Moltissime le presentazioni e di altissimo livello. Anche noi, come La Venta, abbiamo dato un importante contributo.
Le presentazioni su Kronio, Tepui, Naica, Filippine e Patagonia hanno suscitato moltissimo interesse. Durante la conferenza su Imawarì Yeuta la sala più grande del congresso era piena (più di duecento persone) e le domande sono state molte, con persone che si sono dichiarate "astonished", impressionate, da tale scoperta.

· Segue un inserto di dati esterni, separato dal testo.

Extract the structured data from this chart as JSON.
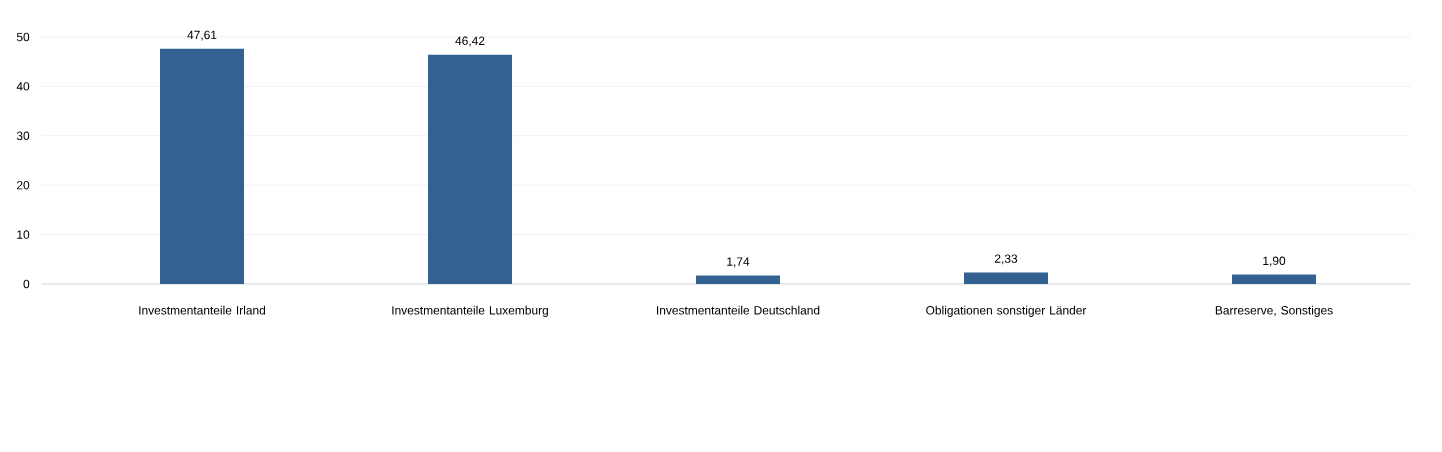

Ma oltre alle conferenze il congresso è stato anche una grande occasione per confrontarsi e far nascere nuove idee. Abbiamo parlato di Asia Centrale, Brasile, ma anche intrecciato contatti per poter avviare possibili progetti futuri in terre ancora poco conosciute come la Guyana Francese. Se sono rose, fioriranno. Certo è che nel mondo si stanno portando avanti grandi progetti e La Venta è uno dei principali trascinatori-promotori di questo processo.
La partecipazione italiana poi in generale è stata di grande livello, con oltre 20 presentazioni.
Nostre foto sono state scelte per la copertina di tutti e tre i volumi dei proceedings.
Una settimana intensissima, e ancora facciamo fatica a mettere in ordine tutti gli spunti, le idee, le conoscenze acquisite.
Il prossimo congresso sarà nel 2017 in Australia a Sidney!